What are dual resident companies?
Dual resident companies are companies which are treated for tax purposes to be tax residents in two different jurisdictions. For example, Company X might be tax resident in jurisdiction A because it was registered and incorporated in jurisdiction A and the laws of this jurisdiction treat all companies registered under the laws of that jurisdiction as tax residents. On the other hand, the same company registered in jurisdiction A, might have its place of effective management (POEM) situated in jurisdiction B and the laws of this jurisdiction treats all companies which have their POEM being exercised in jurisdiction B as tax residents. Thus it is very common to have companies which according to the laws and regulations applicable in different jurisdictions are considered to be residents in more than one jurisdiction.
The terms ‘POEM’ and ‘residence’
The term ‘place of effective management’ is not defined in the OECD Model Convention (OECD MC) and according to Article 3(2) of the said Convention, any term which is not defined, will for the application of the treaty by a State, have the same meaning that it has at that time under the Laws of that State.
The term ‘residence’ in the OECD MC also makes mention of the domestic laws and is derived from the factual existence of a tax liability under the internal laws of the two contracting states, which are parties to the treaty. According to the MC, a person is a resident of a contracting state by reason of domicile, residence, place of management or any other criterion of a similar nature. The reliance on the internal laws of the jurisdictions applying the treaty will continue to result in situations in which companies will be treated as residents in two different jurisdictions and therefore entitled to two sets of treaties which are concluded by each of the contracting states.
The POEM as a tie-breaker rule
In view of the fact that double taxation treaties function through the use of distributive rules, this issue of dual resident companies needs to be resolved for the proper application of a double taxation treaty. Distributive rules seek to distribute and allocate the taxing rights between the source country (i.e. the country in which the income arises) and the resident country (i.e. the country in which the beneficial owner of the income is resident). Thus it is important to identify the country in which the beneficial owner of the income is resident.

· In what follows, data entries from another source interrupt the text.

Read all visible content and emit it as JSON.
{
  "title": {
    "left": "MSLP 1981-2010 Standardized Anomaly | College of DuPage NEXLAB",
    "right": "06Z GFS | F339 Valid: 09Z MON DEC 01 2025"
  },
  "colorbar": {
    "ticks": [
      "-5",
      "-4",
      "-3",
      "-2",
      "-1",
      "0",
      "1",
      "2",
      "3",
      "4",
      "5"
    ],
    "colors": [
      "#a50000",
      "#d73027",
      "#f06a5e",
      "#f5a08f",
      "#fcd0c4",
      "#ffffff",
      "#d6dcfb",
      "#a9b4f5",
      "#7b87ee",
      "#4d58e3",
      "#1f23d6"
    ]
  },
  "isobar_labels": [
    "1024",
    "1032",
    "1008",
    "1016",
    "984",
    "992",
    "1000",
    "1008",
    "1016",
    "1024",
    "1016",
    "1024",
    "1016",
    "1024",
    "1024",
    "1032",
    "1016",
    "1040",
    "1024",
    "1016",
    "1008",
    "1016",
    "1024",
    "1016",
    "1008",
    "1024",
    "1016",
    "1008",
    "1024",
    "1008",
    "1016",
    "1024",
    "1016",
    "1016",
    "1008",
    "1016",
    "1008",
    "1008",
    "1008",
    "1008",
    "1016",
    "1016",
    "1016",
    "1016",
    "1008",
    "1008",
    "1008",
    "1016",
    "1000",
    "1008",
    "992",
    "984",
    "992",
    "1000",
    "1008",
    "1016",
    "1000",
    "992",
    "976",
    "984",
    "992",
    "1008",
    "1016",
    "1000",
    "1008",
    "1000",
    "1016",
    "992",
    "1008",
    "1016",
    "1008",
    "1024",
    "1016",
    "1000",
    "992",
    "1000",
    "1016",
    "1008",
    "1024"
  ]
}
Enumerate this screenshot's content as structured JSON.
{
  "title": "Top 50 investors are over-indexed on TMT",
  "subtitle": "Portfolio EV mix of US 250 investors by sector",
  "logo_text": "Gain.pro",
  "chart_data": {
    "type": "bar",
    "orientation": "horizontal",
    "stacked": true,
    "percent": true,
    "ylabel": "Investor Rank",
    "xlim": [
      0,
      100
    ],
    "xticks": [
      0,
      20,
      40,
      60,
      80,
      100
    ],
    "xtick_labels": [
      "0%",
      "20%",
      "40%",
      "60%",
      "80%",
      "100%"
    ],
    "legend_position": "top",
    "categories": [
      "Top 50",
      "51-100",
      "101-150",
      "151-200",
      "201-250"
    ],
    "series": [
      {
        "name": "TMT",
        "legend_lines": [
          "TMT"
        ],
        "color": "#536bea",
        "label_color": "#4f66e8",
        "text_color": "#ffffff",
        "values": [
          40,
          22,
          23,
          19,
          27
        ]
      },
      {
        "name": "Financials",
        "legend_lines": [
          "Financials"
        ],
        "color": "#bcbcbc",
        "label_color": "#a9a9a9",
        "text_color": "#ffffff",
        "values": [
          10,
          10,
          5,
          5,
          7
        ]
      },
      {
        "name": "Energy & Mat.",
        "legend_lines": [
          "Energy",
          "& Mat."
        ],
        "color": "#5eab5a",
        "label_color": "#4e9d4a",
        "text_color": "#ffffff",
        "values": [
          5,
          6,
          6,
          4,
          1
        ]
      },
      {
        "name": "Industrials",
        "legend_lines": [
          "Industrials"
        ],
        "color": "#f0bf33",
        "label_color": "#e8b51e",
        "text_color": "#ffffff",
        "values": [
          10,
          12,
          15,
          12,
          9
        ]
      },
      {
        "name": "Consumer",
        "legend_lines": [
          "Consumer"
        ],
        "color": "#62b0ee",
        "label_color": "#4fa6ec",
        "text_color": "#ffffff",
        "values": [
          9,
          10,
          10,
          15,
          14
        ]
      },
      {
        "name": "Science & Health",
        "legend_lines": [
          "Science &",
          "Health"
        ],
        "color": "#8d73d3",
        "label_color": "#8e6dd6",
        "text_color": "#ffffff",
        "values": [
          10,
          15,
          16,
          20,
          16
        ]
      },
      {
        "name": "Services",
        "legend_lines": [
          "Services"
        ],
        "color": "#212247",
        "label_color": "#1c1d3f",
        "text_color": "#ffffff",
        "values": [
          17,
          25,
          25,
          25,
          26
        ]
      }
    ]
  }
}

The OECD MC tries to resolve this conflict through the POEM test, whereby a dual resident company will be considered to be a resident in that jurisdiction in which its POEM is situated. This does not mean that the company will be considered to be non-resident in the country of incorporation for the purposes of that country’s tax laws. The POEM test ensures that for the proper functioning of the treaty, the dual resident company will be considered to be a resident of the jurisdiction in which the POEM is situated.
The POEM test is a test which in the case of dual residence, seeks to exclude an artificial person from the definition of a resident, on the basis of a purely formal criterion such as registration.
The POEM criterion is a term which as already mentioned above, is undefined in the OECD Model Convention and has been subject to various interpretations. Furthermore, it is possible to have a company which may have more than one POEM at a given point in time, given the modern information technology and infrastructures of this day and age. Where the POEM tests fails to resolve the conflict, the treaty cannot be applied, therefore possibly resulting in unrelieved double taxation. Although double taxation agreements have clauses (Article 25 of the OECD MC), whereby competent authorities can seek to reach an agreement through a Mutual Agreement Procedure (MAP), this is no guarantee that the matter will be resolved in view of the fact that competent authorities may still be unable to reach an agreement, unless there is a mandatory arbitration clause.
Dual resident companies might be seen by tax authorities as being engaged in aggressive tax planning and treaty shopping by attempting to be entitled to two sets of tax treaties. This is undesirable. A dual resident company is however not always the result of aggressive tax planning and should not always be deterred through unrelieved double taxation, uncertainty or onerous administrative burdens.
The POEM is currently the sole tie breaker rule which resolves cases of dual resident companies, a test which is largely efficient in a number of cases, although in some difficult cases it fails. Examples include cases in which a company is considered to have a POEM in more than one jurisdiction or cases where a company might not have a POEM in either of the jurisdictions when applying a particular treaty.
OECD BEPS Action Plan 6
In view of the fact that currently the POEM test is the sole method of resolving the issue of dual resident companies, the OECD in its BEPS Action Plan 6 proposes to replace this test with a more subjective one, under which competent authorities will determine which contracting state a company should be deemed to be a resident of, by taking into account the company’s POEM, place of incorporation and any other relevant factors.